Glucocorticoid excess-induced muscle wasting is characterised by activation of the unfolded protein response (UPR) via its three canonical arms (PERK, IRE1, and ATF6) yet underlying causal mechanism remains unclear. Here we examine how glucocorticoids regulate the endoplasmic reticulum (ER) UPR, aiming to mitigate adverse effects of glucocorticoids. We previously identified links between glucocorticoids and ADP-ribosylation, an NAD⁺-dependent modification involving mono-(MAR) or poly-(PAR) ADP-ribose. In terminally differentiated murine muscle cells(C2C12s), we show dexamethasone(1μM) inhibits PAR (0.61-fold change ± 0.13 sem, P < 0.01; n = 8) with a corresponding increase in NAD⁺(20% increase, P < 0.02; n = 8). Conversely, Mono-ADP-ribose increases (1.34FC ± 0.20, P < 0.001; n = 6) under the same conditions.

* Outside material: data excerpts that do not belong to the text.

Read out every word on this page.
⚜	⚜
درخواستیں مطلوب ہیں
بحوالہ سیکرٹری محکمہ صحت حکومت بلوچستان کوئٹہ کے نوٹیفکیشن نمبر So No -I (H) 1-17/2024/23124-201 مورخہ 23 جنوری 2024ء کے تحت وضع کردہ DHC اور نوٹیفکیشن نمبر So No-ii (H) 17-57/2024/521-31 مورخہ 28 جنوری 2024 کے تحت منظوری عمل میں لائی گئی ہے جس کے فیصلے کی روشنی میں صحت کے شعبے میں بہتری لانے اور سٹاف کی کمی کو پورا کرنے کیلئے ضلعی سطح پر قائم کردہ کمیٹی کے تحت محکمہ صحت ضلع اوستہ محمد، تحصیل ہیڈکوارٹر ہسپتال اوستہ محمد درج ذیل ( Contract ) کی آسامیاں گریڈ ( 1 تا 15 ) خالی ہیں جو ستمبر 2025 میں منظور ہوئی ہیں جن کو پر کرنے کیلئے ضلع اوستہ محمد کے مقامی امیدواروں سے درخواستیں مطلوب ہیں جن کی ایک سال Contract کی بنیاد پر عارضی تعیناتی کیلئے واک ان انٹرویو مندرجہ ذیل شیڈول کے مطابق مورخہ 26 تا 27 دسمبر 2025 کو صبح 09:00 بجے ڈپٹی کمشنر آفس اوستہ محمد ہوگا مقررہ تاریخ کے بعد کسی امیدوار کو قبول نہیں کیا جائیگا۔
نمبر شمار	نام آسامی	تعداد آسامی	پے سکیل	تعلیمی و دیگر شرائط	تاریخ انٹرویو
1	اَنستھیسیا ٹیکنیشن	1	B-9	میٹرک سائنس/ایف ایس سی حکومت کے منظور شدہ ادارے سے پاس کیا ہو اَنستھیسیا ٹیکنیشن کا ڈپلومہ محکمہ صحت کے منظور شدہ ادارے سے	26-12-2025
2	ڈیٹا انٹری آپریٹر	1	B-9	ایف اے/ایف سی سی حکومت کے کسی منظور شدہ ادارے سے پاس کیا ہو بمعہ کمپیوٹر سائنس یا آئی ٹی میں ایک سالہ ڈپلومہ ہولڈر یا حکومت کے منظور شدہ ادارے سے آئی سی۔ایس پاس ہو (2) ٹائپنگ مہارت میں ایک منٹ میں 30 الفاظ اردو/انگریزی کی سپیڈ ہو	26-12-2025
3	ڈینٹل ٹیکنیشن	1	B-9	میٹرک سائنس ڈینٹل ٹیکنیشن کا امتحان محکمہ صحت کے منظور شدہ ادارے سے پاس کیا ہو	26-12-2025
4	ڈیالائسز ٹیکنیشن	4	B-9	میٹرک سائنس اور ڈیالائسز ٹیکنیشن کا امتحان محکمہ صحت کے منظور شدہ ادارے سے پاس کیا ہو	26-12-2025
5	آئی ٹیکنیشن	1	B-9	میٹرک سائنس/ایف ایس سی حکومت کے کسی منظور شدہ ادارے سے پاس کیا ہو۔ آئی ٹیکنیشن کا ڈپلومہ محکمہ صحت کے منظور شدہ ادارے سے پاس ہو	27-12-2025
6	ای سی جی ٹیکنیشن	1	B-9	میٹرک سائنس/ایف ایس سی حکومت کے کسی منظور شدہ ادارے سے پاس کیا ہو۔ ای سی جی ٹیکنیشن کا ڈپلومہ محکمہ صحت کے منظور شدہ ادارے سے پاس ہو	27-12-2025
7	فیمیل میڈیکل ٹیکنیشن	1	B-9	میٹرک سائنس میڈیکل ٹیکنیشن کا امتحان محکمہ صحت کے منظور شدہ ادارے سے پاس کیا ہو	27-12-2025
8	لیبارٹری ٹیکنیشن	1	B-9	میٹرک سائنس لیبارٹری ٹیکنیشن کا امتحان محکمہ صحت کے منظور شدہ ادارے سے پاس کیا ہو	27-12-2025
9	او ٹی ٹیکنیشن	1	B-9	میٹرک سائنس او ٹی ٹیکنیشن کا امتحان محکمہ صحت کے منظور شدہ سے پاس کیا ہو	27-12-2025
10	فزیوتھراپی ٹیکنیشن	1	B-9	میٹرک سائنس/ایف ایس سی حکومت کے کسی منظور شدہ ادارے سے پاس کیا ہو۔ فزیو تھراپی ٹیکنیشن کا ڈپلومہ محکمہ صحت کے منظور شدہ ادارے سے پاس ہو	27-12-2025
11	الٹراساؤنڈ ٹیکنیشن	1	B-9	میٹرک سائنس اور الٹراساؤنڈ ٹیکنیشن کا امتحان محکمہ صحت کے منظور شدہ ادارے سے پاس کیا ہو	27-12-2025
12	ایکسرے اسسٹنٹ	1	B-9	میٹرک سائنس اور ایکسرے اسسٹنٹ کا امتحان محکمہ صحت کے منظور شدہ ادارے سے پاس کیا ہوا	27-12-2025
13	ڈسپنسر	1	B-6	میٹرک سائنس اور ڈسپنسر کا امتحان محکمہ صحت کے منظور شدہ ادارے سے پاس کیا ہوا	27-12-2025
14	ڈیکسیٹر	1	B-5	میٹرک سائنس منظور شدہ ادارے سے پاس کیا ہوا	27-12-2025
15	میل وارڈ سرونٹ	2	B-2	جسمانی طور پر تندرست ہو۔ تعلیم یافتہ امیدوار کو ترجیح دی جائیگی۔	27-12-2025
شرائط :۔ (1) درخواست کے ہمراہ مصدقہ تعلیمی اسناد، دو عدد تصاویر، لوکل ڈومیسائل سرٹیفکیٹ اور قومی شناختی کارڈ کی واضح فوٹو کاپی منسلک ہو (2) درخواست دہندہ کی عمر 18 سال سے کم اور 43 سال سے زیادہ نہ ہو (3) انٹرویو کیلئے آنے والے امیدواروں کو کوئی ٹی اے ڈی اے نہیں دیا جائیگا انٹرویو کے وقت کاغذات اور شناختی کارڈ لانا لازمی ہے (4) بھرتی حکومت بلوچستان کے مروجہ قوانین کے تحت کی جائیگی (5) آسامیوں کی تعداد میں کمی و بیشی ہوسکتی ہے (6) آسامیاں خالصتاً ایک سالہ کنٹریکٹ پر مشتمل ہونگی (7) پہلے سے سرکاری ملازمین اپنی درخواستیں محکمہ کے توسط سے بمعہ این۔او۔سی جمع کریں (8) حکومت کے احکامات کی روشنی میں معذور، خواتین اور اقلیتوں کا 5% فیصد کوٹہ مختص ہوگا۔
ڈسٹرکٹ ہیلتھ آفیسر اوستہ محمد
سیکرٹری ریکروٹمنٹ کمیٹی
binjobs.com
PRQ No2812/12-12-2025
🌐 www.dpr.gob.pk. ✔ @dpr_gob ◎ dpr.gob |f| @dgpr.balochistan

To understand whether increment of MAR is from breakdown of PAR, we used a PAR gluco-hydrolyser inhibitor and found MAR upregulation is unaffected by inhibition of PAR degradation. This demonstrates MAR is not a breakdown product of PAR, but a distinct signaling modification. Analysis of subcellular fractionations of muscle cells reveals PAR is decreased in ER, mitochondria, and nuclei with dexamethasone (0.75FC ± 0.08), (0.85FC ± 0.07), (0.68FC ± 0.1), respectively. MAR is significantly elevated in all organelles in response to dexamethasone (nucleus: 1.61FC ± 0.30 ; mitochondria: 2.37FC ± 0.68; microsomes: 3.36FC ± 1.18; cytoplasm: 3.28FC ± 1.14, P < 0.05; n = 3). These data highlight the compartmental-specific signaling of this post-translational modification. Based on dexamethasone-induced elevation of MAR and UPR-stress markers in the ER, we examined transcriptional responses of PARPs1-16 to glucocorticoids finding PARP16 to be most upregulated (1.82FC ± 0.18, P < 0.05; n = 3). Crucially, inhibiting PARP16 reverses dexamethasone-induced activation of all three arms of UPR (p-eif2a/eif2a: 0.3FC ± 0.31; sXBP1: 0.15FC ± 0.13; ATF6: 0.76FC ± 0.23, P < 0.05, n = 3), and MAR. Our findings uncover compartment-specific regulation of ADP-ribosylation by glucocorticoids. Importantly, we define PARP16–ADP-ribosylation–Unfolded Protein Response axis as a key pathway driving muscle atrophy.